There are corporate logos and entities in the film that either did not exist, no longer exist, or were broken up by anti-trust lawsuits. Still others changed their business model or represent countries that no longer exist.

The British Broadcasting Corporation never expanded to have a BBC-12. BBC Three and Four came into existence in 2003 and 2002 respectively and newer channels used names such as BBC News and BBC Parliament. The corporations IBM, Aeroflot, Howard Johnson's, Whirlpool Corporation and Hilton Hotels, visual references of which appear in the film, have survived beyond 2001, although by 2001 Howard Johnson's had switched its business focus to hotels, rather than the restaurants shown in the film.

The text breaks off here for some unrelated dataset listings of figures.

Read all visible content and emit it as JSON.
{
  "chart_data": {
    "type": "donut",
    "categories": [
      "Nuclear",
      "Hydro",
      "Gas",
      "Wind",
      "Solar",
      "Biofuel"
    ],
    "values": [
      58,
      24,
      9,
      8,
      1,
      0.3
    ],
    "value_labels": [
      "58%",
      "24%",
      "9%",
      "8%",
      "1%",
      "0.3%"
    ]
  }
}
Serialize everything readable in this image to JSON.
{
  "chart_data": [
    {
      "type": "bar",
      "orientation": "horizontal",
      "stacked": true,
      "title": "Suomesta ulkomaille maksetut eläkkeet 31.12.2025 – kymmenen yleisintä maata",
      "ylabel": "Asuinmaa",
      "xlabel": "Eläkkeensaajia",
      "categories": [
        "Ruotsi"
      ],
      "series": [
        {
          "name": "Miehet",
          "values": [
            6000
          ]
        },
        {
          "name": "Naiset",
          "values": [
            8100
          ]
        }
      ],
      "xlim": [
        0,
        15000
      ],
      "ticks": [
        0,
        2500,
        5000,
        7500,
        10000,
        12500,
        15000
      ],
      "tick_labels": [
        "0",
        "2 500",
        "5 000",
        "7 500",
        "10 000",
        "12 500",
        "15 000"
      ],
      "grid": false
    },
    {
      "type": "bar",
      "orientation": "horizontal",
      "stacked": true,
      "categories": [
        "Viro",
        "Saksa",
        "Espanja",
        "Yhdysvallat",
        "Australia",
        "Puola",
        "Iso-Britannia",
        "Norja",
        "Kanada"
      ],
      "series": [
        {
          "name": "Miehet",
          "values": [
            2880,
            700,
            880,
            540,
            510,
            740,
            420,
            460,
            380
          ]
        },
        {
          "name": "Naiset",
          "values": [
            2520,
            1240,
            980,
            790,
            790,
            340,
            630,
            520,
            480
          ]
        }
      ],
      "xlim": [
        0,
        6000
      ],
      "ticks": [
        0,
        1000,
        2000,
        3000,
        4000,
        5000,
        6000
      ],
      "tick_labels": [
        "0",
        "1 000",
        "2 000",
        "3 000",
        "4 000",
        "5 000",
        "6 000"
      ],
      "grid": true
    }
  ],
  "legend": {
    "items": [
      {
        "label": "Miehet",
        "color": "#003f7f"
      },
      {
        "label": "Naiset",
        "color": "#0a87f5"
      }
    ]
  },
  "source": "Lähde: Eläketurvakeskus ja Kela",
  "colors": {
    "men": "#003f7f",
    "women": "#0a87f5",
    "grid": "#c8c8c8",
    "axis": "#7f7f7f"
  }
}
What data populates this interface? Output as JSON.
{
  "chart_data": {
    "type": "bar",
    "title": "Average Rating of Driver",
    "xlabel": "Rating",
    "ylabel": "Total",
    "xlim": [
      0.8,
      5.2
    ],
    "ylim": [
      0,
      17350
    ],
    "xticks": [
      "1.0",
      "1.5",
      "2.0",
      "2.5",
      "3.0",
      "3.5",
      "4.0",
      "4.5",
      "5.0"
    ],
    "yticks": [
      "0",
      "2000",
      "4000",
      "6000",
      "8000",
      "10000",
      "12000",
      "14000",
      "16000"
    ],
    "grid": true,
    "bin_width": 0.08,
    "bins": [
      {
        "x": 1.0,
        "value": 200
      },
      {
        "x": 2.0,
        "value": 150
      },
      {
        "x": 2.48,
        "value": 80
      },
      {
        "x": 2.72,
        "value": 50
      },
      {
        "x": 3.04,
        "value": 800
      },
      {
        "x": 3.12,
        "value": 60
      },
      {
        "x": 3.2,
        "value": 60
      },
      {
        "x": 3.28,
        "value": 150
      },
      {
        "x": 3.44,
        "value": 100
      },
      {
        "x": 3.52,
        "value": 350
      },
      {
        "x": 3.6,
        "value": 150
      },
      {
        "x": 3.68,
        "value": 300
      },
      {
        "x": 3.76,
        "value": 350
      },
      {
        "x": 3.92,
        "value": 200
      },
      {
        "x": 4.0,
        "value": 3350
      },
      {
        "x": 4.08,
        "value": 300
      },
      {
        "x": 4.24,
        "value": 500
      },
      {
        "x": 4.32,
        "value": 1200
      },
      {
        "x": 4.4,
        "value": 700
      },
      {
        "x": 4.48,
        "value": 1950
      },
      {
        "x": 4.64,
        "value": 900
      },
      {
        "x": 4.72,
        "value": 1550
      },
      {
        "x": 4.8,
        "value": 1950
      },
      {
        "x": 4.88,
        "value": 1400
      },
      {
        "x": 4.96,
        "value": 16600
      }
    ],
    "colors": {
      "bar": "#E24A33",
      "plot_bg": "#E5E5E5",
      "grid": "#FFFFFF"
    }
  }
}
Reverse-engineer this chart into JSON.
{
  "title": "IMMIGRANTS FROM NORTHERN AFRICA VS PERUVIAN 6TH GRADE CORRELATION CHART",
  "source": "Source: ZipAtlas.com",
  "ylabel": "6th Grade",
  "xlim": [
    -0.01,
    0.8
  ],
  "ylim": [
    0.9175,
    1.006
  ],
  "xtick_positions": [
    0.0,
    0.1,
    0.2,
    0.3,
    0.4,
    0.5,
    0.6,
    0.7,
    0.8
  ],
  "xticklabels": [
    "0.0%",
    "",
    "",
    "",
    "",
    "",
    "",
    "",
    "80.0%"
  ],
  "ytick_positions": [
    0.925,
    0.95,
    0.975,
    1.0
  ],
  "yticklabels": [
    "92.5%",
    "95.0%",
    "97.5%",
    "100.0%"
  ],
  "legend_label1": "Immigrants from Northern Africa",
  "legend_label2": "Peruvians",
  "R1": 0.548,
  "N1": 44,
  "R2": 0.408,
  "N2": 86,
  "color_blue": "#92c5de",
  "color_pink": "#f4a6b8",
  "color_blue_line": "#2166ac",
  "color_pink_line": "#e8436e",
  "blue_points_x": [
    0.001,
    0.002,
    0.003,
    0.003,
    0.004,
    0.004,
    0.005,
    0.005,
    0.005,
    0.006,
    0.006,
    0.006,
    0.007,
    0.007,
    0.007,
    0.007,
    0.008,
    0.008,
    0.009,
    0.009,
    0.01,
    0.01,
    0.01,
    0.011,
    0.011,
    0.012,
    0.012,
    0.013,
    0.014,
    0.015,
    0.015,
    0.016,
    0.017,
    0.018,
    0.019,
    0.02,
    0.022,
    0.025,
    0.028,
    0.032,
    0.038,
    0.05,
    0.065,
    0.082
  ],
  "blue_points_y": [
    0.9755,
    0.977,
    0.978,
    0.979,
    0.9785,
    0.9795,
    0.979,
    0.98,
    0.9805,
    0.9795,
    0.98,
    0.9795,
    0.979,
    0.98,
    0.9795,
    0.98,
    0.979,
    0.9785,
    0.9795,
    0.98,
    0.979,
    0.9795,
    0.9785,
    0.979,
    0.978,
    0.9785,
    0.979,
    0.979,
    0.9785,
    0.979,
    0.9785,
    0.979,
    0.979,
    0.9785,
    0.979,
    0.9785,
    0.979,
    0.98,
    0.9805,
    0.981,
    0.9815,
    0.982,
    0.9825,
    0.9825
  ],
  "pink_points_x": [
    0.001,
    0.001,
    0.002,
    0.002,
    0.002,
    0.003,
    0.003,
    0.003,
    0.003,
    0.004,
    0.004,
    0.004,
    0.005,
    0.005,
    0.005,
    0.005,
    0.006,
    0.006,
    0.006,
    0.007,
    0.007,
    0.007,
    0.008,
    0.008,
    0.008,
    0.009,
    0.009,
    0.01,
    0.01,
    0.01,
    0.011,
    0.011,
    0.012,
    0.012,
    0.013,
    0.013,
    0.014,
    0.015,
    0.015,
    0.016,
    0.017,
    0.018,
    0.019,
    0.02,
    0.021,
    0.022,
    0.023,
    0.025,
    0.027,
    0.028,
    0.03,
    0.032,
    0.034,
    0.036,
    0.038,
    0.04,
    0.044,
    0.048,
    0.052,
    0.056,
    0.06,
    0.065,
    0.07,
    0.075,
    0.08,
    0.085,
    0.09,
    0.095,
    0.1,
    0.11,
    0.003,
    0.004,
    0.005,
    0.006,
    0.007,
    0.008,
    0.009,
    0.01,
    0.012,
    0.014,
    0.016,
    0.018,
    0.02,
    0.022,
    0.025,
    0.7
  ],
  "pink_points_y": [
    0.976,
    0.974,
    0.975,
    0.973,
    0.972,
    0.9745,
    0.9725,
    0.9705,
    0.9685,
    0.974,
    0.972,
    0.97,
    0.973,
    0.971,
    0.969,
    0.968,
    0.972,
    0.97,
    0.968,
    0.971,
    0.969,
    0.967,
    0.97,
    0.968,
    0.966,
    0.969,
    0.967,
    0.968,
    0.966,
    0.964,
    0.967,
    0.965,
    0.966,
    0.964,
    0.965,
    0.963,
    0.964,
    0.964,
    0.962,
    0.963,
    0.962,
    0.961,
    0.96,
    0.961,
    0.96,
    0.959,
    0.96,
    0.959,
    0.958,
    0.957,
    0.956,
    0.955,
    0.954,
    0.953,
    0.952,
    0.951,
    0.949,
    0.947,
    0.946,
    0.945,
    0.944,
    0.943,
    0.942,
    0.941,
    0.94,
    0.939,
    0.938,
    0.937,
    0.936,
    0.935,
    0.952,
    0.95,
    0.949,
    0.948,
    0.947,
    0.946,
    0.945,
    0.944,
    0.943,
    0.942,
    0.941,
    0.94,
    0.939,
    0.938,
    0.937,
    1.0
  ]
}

The film depicts a still-existing Pan Am (which went out of business in 1991) and a still-existing Bell System telephone company (which was broken up in 1984 as a result of an anti-monopoly lawsuit filed by the U.S. Justice Department). (Note: On the movie screen, the words "Bell System" appear in the Bell logo on the outside of the PICTUREPHONE booth (starting at 27:17) and on the PICTUREPHONE screen at the end of the call (at 29:23).) The Bell System logo seen in the film was modified in 1969 and dropped entirely in 1983.